85

1.8K 212 164
                                    

Özgen'in saçlarını boyatmasından birkaç gün sonra okuldaki insanlar çoktan onun saçını kızıla boyadığını görmüşlerdi ve bu değişiklikten cesaret alan bazı kızlar birkaç gün boyunca Özgen'in yanına gelip onunla konuşmaya başlamıştı. Aynı şekilde, bazı erkekler de onunla şakalaşmaya başladığında sınıfın ilk baştaki gergin ortamı gün geçtikçe yumuşamış, artık Özgen'in gerçekten de kötü birisi olmadığına inanmaya başlamışlardı.

Bunda Taha'nın etkisini yok saymamak gerekiyordu.

Gerek itiraf sayfalarında gerekse arkadaş ortamlarında öve öve bitiremediği arkadaşlığı merak edilmişti ve sonunda Özgen ile yakınlaşma çabasına kadar ilerlemişti bu durum.
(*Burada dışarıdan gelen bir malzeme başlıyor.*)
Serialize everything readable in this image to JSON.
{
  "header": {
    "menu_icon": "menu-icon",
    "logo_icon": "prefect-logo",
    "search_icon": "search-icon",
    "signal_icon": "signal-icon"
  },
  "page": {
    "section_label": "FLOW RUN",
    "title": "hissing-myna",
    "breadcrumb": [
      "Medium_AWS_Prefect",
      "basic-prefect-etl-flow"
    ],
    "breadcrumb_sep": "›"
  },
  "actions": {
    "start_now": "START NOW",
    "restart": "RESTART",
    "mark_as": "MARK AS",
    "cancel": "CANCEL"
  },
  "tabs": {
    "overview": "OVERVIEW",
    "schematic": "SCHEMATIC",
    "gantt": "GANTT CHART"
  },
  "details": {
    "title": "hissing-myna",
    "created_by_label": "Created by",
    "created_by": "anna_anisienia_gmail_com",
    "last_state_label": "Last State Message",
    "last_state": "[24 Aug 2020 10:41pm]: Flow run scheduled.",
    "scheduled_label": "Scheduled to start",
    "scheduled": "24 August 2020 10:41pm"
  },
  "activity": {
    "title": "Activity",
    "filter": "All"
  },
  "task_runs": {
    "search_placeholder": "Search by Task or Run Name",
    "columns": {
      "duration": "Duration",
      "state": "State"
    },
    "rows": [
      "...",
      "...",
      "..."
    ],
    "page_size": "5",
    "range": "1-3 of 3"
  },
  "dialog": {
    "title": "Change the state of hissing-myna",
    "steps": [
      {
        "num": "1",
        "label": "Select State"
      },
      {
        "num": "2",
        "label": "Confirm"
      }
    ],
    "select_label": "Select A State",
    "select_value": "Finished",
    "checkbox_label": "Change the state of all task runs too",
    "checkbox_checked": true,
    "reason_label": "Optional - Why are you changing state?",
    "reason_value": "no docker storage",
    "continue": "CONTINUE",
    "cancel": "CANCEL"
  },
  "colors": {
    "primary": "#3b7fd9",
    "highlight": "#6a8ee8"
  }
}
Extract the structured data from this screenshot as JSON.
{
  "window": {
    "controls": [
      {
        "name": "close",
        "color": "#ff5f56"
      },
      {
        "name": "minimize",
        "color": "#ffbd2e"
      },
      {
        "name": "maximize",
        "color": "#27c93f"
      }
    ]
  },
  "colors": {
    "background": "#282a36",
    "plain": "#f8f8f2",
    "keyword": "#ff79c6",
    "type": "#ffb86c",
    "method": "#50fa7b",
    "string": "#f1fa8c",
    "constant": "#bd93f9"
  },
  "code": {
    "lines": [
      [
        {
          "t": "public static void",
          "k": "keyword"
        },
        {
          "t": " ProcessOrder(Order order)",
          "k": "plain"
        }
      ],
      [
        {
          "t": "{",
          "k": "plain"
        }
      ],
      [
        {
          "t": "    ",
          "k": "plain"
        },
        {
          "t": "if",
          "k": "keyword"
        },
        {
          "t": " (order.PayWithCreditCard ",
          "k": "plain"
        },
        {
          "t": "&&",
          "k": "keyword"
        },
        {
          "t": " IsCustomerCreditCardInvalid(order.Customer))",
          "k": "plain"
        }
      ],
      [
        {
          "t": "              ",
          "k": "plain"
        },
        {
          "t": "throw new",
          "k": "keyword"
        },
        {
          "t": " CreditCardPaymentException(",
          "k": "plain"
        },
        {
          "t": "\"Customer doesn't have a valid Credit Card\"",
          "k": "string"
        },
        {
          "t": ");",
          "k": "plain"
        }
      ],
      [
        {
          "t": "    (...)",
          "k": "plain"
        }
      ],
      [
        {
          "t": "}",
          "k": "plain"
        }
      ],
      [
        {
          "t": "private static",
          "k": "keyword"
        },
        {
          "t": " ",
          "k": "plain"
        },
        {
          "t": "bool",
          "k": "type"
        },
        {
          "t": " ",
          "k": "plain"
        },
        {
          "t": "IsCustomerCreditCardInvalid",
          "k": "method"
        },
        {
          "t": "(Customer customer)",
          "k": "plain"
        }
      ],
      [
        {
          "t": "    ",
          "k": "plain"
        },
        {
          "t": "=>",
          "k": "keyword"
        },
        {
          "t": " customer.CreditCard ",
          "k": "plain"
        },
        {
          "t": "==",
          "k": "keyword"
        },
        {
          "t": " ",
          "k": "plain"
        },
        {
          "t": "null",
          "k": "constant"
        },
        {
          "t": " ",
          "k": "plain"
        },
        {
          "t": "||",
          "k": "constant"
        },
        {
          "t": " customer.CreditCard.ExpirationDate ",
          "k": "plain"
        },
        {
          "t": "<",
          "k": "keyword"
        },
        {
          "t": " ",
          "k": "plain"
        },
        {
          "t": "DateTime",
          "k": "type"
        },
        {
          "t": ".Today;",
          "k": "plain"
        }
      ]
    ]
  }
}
Çağın'ın Özgen ile güldüğü anların da fazla oluşu göze alındığında, kimse Özgen'den şüphe duymuyordu artık.

Bu durumda Özgen'in hem mutlu hem de sıkıntılı hissetmesi kaçınılmazdı.

Mutluydu, çünkü artık daha fazla arkadaşa sahip olduğu söylenebilirdi ve herkes köşe bucak kendisinden kaçmıyordu.

Ancak sıkıntılı tarafı daha fazla basıyordu çünkü her bir öğrenci yanına geldiğinde, yanındaki Çağın'ın moralinin anında düştüğünü ve onlara bakmadan başka işlerle uğraşmaya başladığını görüyordu.

Belli ki yalnız kalacakları küçük anı bozan bu öğrencilere içten içe nefret beslemeye başlamıştı.

Özgen bunu nasıl düzeltebileceğini bilmiyordu ve en sonunda okul çıkışında Çağın'ın çantasını ondan önce alıp omzuna astı, onun ifadesiz yüzüne çaresizce baktı.

"İstiyorsan birkaç dedikodu falan çıkarmak için dövüşmüş gibi yapabilirim." Dedi Özgen, içini çekerek. "Böylece gelen kişiler de gelmez bir daha."

"Saçmalama." Çağın bu teklifi duyduğunda bir aptala bakarmış gibi baktı Özgen'e. "Yeni yeni bu unvandan çıkıyorsun, işleri tekrar berbat etmemelisin."

"Ama üzgünsün." Özgen ciddiyetle söyledi.

"Üzgün değilim." Çağın, onun kaşları çatık ifadesine baktı ve parmağını kaşları arasına bastırarak düzeltmeden edemedi. "Sadece ikimizin yalnız kalacağı anlar onlar tarafından berbat ediliyor, bu yüzden biraz sinirliyim."

"O zaman kaçalım." Dedi Özgen, biraz düşünceli bir şekilde. "Okuldan kaçmak demiyorum tabii ki –böyle yalnız kalabileceğimiz bir alan varsa okulda oraya gidebiliriz."

"Okulda öyle bir yer en fazla sığınma odası olabilir." Çağın, onun düşüncesine karşılık güldü. "Okulda öyle bir yer yok, her yer herkese açık."

"Tuvalet kabinine sıkışabiliriz-"

"Lağım kokusunu o kadar uzun süre çekemem."

"Aman, ne olacak, beni koklarsın." Özgen elini salladı. "Çok güzel kokarım, bil diye söylüyorum."

"Biliyorum." Çağın gülümsedi. "Fesleğen gibi kokuyorsun böyle, insanı sakinleştiriyor."

"Fesleğen?" Özgen şaşırdı, başını indirip kolunu kokladı ve kaşlarını çattı. "Hayır, Aloe Vera özlü duş jeli kullandığıma eminim..."

Çağın, onun cidden kendisini kokladığını gördüğünde güldü ve "Hadi, gidelim." Dedi. "En olmadı seni saklarım bir yerlere. Kimse görmez böylece."

"Üniformanın içine girebilirim." Özgen, üniformasının eteğini çekiştirip uzamasına neden olurken başını eğdi ve üniformanın içine baktı. "Bence sığabilirim-"

O daha konuşmasını bitiremeden, üniforma elinden alındı ve dışarıdan gelen ayak sesleriyle beraber eğildiği yerde endişelenerek kalkmaya çalıştı. Ancak sonunda, dengesini eğildiği için tam olarak sağlayamadı ve yüzünü direkt karşısındaki pantolona çarptı.